São cem anos de Buendía, a "família de loucos" que repetem uns após outros as mesmas façanhas, os mesmos erros. São cem anos de Macondo, a terra que eles próprios inauguraram e que vão vendo evoluir com a chegada dos ciganos, dos turcos, das francesas e dos americanos que gerem a companhia bananeira.
Se ao princípio ficamos simplesmente com a sensação de que estamos a ler uma série de disparates com uma certa piada, à medida que o monte de páginas se torna maior junto à capa do que à contra-capa percebemos que há ali algo mais do que uma simples história de uma família e de um lugar. Estamos perante uma história de avanços e retrocessos próprios da evolução humana - casar, ter filhos, morrer; revoltas e progressos tecnológicos, alfabetização, analfabetização, a influência do tempo, do governo, do exército. É uma critica à política, à família, à guerra, ao casamento, à tecnologia, ao estudo e ao lazer, à forma como os homens conduzem o seu mundo. Um apelo mudo em forma de gracejo.
De facto, Garcia Marquez não se poupa ao criar as situações mais bizarras e os enredos mais espectaculares, dando à história um humor muito sul-americano que encontrei nos livros de Mário Vargas Llosa e Laura Esquivel. É este humor que vai servindo de cola unificadora da história - é ele que nos prende à história e nos vai passando a crítica, que nos vai mostrando o quão ridículo somos.
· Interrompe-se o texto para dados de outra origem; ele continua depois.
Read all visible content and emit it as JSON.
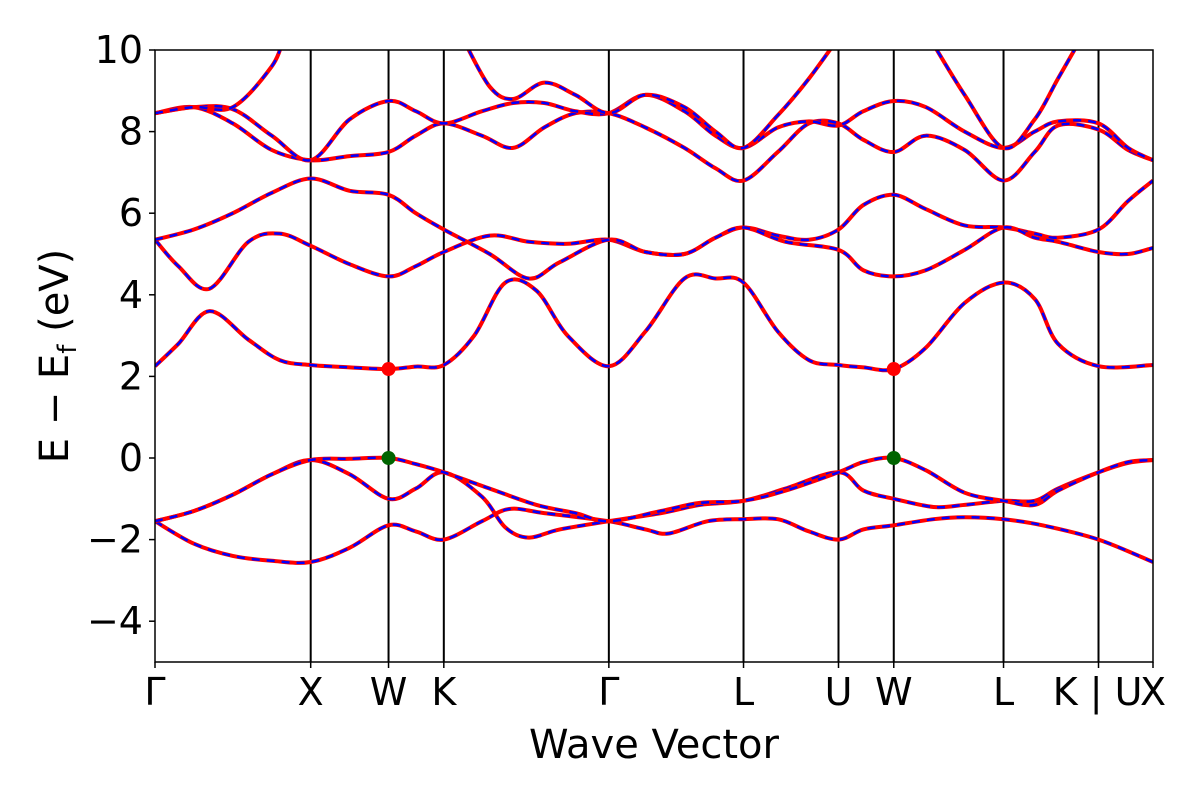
{
  "chart_data": {
    "type": "line",
    "title": "",
    "xlabel": "Wave Vector",
    "ylabel": "E − E",
    "ylabel_sub": "f",
    "ylabel_unit": " (eV)",
    "ylim": [
      -5,
      10
    ],
    "yticks": [
      -4,
      -2,
      0,
      2,
      4,
      6,
      8,
      10
    ],
    "ytick_labels": [
      "−4",
      "−2",
      "0",
      "2",
      "4",
      "6",
      "8",
      "10"
    ],
    "xlim": [
      0,
      12.82
    ],
    "kpoints": [
      {
        "label": "Γ",
        "x": 0
      },
      {
        "label": "X",
        "x": 2.0
      },
      {
        "label": "W",
        "x": 3.0
      },
      {
        "label": "K",
        "x": 3.71
      },
      {
        "label": "Γ",
        "x": 5.83
      },
      {
        "label": "L",
        "x": 7.56
      },
      {
        "label": "U",
        "x": 8.78
      },
      {
        "label": "W",
        "x": 9.49
      },
      {
        "label": "L",
        "x": 10.9
      },
      {
        "label": "K | U",
        "x": 12.12
      },
      {
        "label": "X",
        "x": 12.82
      }
    ],
    "colors": {
      "solid_line": "#ff0000",
      "dashed_line": "#0000ff",
      "cbm_marker": "#ff0000",
      "vbm_marker": "#006400"
    },
    "bands": [
      [
        [
          0,
          -1.55
        ],
        [
          0.5,
          -2.1
        ],
        [
          1.0,
          -2.4
        ],
        [
          1.5,
          -2.52
        ],
        [
          2.0,
          -2.55
        ],
        [
          2.5,
          -2.2
        ],
        [
          3.0,
          -1.65
        ],
        [
          3.35,
          -1.8
        ],
        [
          3.71,
          -2.0
        ],
        [
          4.2,
          -1.55
        ],
        [
          4.55,
          -1.25
        ],
        [
          5.0,
          -1.35
        ],
        [
          5.83,
          -1.55
        ],
        [
          6.3,
          -1.75
        ],
        [
          6.6,
          -1.85
        ],
        [
          7.1,
          -1.55
        ],
        [
          7.56,
          -1.5
        ],
        [
          8.0,
          -1.5
        ],
        [
          8.4,
          -1.8
        ],
        [
          8.78,
          -2.0
        ],
        [
          9.1,
          -1.75
        ],
        [
          9.49,
          -1.65
        ],
        [
          10.0,
          -1.5
        ],
        [
          10.4,
          -1.45
        ],
        [
          10.9,
          -1.5
        ],
        [
          11.4,
          -1.65
        ],
        [
          12.12,
          -2.0
        ],
        [
          12.82,
          -2.55
        ]
      ],
      [
        [
          0,
          -1.55
        ],
        [
          0.5,
          -1.3
        ],
        [
          1.0,
          -0.9
        ],
        [
          1.5,
          -0.4
        ],
        [
          2.0,
          -0.05
        ],
        [
          2.5,
          -0.4
        ],
        [
          3.0,
          -1.0
        ],
        [
          3.35,
          -0.75
        ],
        [
          3.71,
          -0.35
        ],
        [
          4.2,
          -0.95
        ],
        [
          4.5,
          -1.7
        ],
        [
          4.8,
          -1.95
        ],
        [
          5.2,
          -1.75
        ],
        [
          5.83,
          -1.55
        ],
        [
          6.5,
          -1.35
        ],
        [
          7.0,
          -1.15
        ],
        [
          7.56,
          -1.05
        ],
        [
          8.1,
          -0.75
        ],
        [
          8.78,
          -0.35
        ],
        [
          9.1,
          -0.8
        ],
        [
          9.49,
          -1.0
        ],
        [
          10.0,
          -1.2
        ],
        [
          10.4,
          -1.15
        ],
        [
          10.9,
          -1.05
        ],
        [
          11.3,
          -1.05
        ],
        [
          11.6,
          -0.75
        ],
        [
          12.12,
          -0.35
        ],
        [
          12.5,
          -0.12
        ],
        [
          12.82,
          -0.05
        ]
      ],
      [
        [
          0,
          -1.55
        ],
        [
          0.5,
          -1.3
        ],
        [
          1.0,
          -0.9
        ],
        [
          1.5,
          -0.4
        ],
        [
          2.0,
          -0.05
        ],
        [
          2.5,
          -0.02
        ],
        [
          3.0,
          0.0
        ],
        [
          3.35,
          -0.15
        ],
        [
          3.71,
          -0.35
        ],
        [
          4.3,
          -0.75
        ],
        [
          4.9,
          -1.15
        ],
        [
          5.4,
          -1.35
        ],
        [
          5.83,
          -1.55
        ],
        [
          6.5,
          -1.3
        ],
        [
          7.0,
          -1.1
        ],
        [
          7.56,
          -1.05
        ],
        [
          8.1,
          -0.8
        ],
        [
          8.78,
          -0.35
        ],
        [
          9.1,
          -0.1
        ],
        [
          9.49,
          0.0
        ],
        [
          9.9,
          -0.3
        ],
        [
          10.4,
          -0.85
        ],
        [
          10.9,
          -1.05
        ],
        [
          11.3,
          -1.15
        ],
        [
          11.6,
          -0.8
        ],
        [
          12.12,
          -0.35
        ],
        [
          12.5,
          -0.1
        ],
        [
          12.82,
          -0.05
        ]
      ],
      [
        [
          0,
          2.25
        ],
        [
          0.3,
          2.8
        ],
        [
          0.7,
          3.6
        ],
        [
          1.2,
          2.9
        ],
        [
          1.6,
          2.4
        ],
        [
          2.0,
          2.28
        ],
        [
          2.5,
          2.22
        ],
        [
          3.0,
          2.18
        ],
        [
          3.35,
          2.24
        ],
        [
          3.71,
          2.28
        ],
        [
          4.1,
          3.0
        ],
        [
          4.5,
          4.3
        ],
        [
          4.9,
          4.1
        ],
        [
          5.3,
          3.0
        ],
        [
          5.83,
          2.25
        ],
        [
          6.3,
          3.1
        ],
        [
          6.8,
          4.4
        ],
        [
          7.2,
          4.4
        ],
        [
          7.56,
          4.3
        ],
        [
          8.0,
          3.1
        ],
        [
          8.4,
          2.4
        ],
        [
          8.78,
          2.28
        ],
        [
          9.1,
          2.22
        ],
        [
          9.49,
          2.18
        ],
        [
          9.9,
          2.7
        ],
        [
          10.4,
          3.8
        ],
        [
          10.9,
          4.3
        ],
        [
          11.3,
          3.9
        ],
        [
          11.6,
          2.8
        ],
        [
          12.12,
          2.25
        ],
        [
          12.82,
          2.28
        ]
      ],
      [
        [
          0,
          5.35
        ],
        [
          0.3,
          4.7
        ],
        [
          0.7,
          4.15
        ],
        [
          1.2,
          5.3
        ],
        [
          1.6,
          5.5
        ],
        [
          2.0,
          5.2
        ],
        [
          2.5,
          4.75
        ],
        [
          3.0,
          4.45
        ],
        [
          3.35,
          4.7
        ],
        [
          3.71,
          5.05
        ],
        [
          4.3,
          5.45
        ],
        [
          4.8,
          5.3
        ],
        [
          5.3,
          5.25
        ],
        [
          5.83,
          5.35
        ],
        [
          6.3,
          5.05
        ],
        [
          6.8,
          5.0
        ],
        [
          7.2,
          5.4
        ],
        [
          7.56,
          5.65
        ],
        [
          8.0,
          5.45
        ],
        [
          8.4,
          5.35
        ],
        [
          8.78,
          5.6
        ],
        [
          9.1,
          6.2
        ],
        [
          9.49,
          6.45
        ],
        [
          9.9,
          6.1
        ],
        [
          10.4,
          5.7
        ],
        [
          10.9,
          5.65
        ],
        [
          11.3,
          5.5
        ],
        [
          11.6,
          5.4
        ],
        [
          12.12,
          5.6
        ],
        [
          12.5,
          6.3
        ],
        [
          12.82,
          6.8
        ]
      ],
      [
        [
          0,
          5.35
        ],
        [
          0.5,
          5.6
        ],
        [
          1.0,
          6.0
        ],
        [
          1.5,
          6.5
        ],
        [
          2.0,
          6.85
        ],
        [
          2.5,
          6.55
        ],
        [
          3.0,
          6.45
        ],
        [
          3.35,
          6.0
        ],
        [
          3.71,
          5.6
        ],
        [
          4.3,
          5.0
        ],
        [
          4.8,
          4.4
        ],
        [
          5.2,
          4.8
        ],
        [
          5.83,
          5.35
        ],
        [
          6.3,
          5.05
        ],
        [
          6.8,
          5.0
        ],
        [
          7.2,
          5.4
        ],
        [
          7.56,
          5.65
        ],
        [
          8.1,
          5.3
        ],
        [
          8.78,
          5.1
        ],
        [
          9.1,
          4.6
        ],
        [
          9.49,
          4.45
        ],
        [
          9.9,
          4.6
        ],
        [
          10.4,
          5.1
        ],
        [
          10.9,
          5.65
        ],
        [
          11.3,
          5.4
        ],
        [
          11.6,
          5.3
        ],
        [
          12.12,
          5.05
        ],
        [
          12.5,
          5.0
        ],
        [
          12.82,
          5.15
        ]
      ],
      [
        [
          0,
          8.45
        ],
        [
          0.5,
          8.6
        ],
        [
          1.0,
          8.2
        ],
        [
          1.5,
          7.55
        ],
        [
          2.0,
          7.3
        ],
        [
          2.5,
          7.4
        ],
        [
          3.0,
          7.5
        ],
        [
          3.35,
          7.9
        ],
        [
          3.71,
          8.2
        ],
        [
          4.2,
          7.9
        ],
        [
          4.6,
          7.6
        ],
        [
          5.0,
          8.1
        ],
        [
          5.4,
          8.45
        ],
        [
          5.83,
          8.45
        ],
        [
          6.3,
          8.1
        ],
        [
          6.8,
          7.6
        ],
        [
          7.2,
          7.1
        ],
        [
          7.56,
          6.8
        ],
        [
          8.0,
          7.5
        ],
        [
          8.4,
          8.2
        ],
        [
          8.78,
          8.2
        ],
        [
          9.1,
          7.8
        ],
        [
          9.49,
          7.5
        ],
        [
          9.9,
          7.9
        ],
        [
          10.4,
          7.55
        ],
        [
          10.9,
          6.8
        ],
        [
          11.3,
          7.5
        ],
        [
          11.6,
          8.15
        ],
        [
          12.12,
          8.05
        ],
        [
          12.5,
          7.55
        ],
        [
          12.82,
          7.3
        ]
      ],
      [
        [
          0,
          8.45
        ],
        [
          0.5,
          8.6
        ],
        [
          1.0,
          8.55
        ],
        [
          1.5,
          7.9
        ],
        [
          2.0,
          7.3
        ],
        [
          2.5,
          8.3
        ],
        [
          3.0,
          8.75
        ],
        [
          3.35,
          8.5
        ],
        [
          3.71,
          8.2
        ],
        [
          4.2,
          8.5
        ],
        [
          4.6,
          8.7
        ],
        [
          5.0,
          8.7
        ],
        [
          5.4,
          8.5
        ],
        [
          5.83,
          8.45
        ],
        [
          6.3,
          8.9
        ],
        [
          6.8,
          8.5
        ],
        [
          7.2,
          7.9
        ],
        [
          7.56,
          7.6
        ],
        [
          8.0,
          8.1
        ],
        [
          8.4,
          8.25
        ],
        [
          8.78,
          8.15
        ],
        [
          9.1,
          8.5
        ],
        [
          9.49,
          8.75
        ],
        [
          9.9,
          8.6
        ],
        [
          10.4,
          8.0
        ],
        [
          10.9,
          7.6
        ],
        [
          11.3,
          8.0
        ],
        [
          11.6,
          8.25
        ],
        [
          12.12,
          8.2
        ],
        [
          12.5,
          7.6
        ],
        [
          12.82,
          7.3
        ]
      ],
      [
        [
          0,
          8.45
        ],
        [
          0.5,
          8.6
        ],
        [
          1.0,
          8.6
        ],
        [
          1.5,
          9.6
        ],
        [
          1.65,
          10.3
        ]
      ],
      [
        [
          3.95,
          10.3
        ],
        [
          4.3,
          9.1
        ],
        [
          4.6,
          8.8
        ],
        [
          5.0,
          9.2
        ],
        [
          5.4,
          8.9
        ],
        [
          5.83,
          8.45
        ],
        [
          6.3,
          8.9
        ],
        [
          6.8,
          8.6
        ],
        [
          7.2,
          8.0
        ],
        [
          7.56,
          7.6
        ],
        [
          8.0,
          8.4
        ],
        [
          8.4,
          9.3
        ],
        [
          8.78,
          10.3
        ]
      ],
      [
        [
          9.95,
          10.3
        ],
        [
          10.4,
          8.9
        ],
        [
          10.9,
          7.6
        ],
        [
          11.3,
          8.3
        ],
        [
          11.6,
          9.3
        ],
        [
          11.9,
          10.3
        ]
      ]
    ],
    "markers": [
      {
        "kind": "cbm",
        "x": 3.0,
        "y": 2.18
      },
      {
        "kind": "cbm",
        "x": 9.49,
        "y": 2.18
      },
      {
        "kind": "vbm",
        "x": 3.0,
        "y": 0.0
      },
      {
        "kind": "vbm",
        "x": 9.49,
        "y": 0.0
      }
    ]
  }
}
É um retrato real de um mundo que se vai criando e destruindo a si próprio, em que as pessoas esquecem as pessoas e são alimentadas por sentimentos egoístas, num ciclo vicioso que se vai repetindo sucessivamente. Para acentuar esta ideia, Garcia Marquéz criou toda uma gama de netos e tetra-netos cujos nomes se vão alterando entre Aureliano, Arcadio e Amaranta, cujos destinos se vão fotocopiando. E que somos nós todos senão uma cambada de Aurelianos e Amarantas?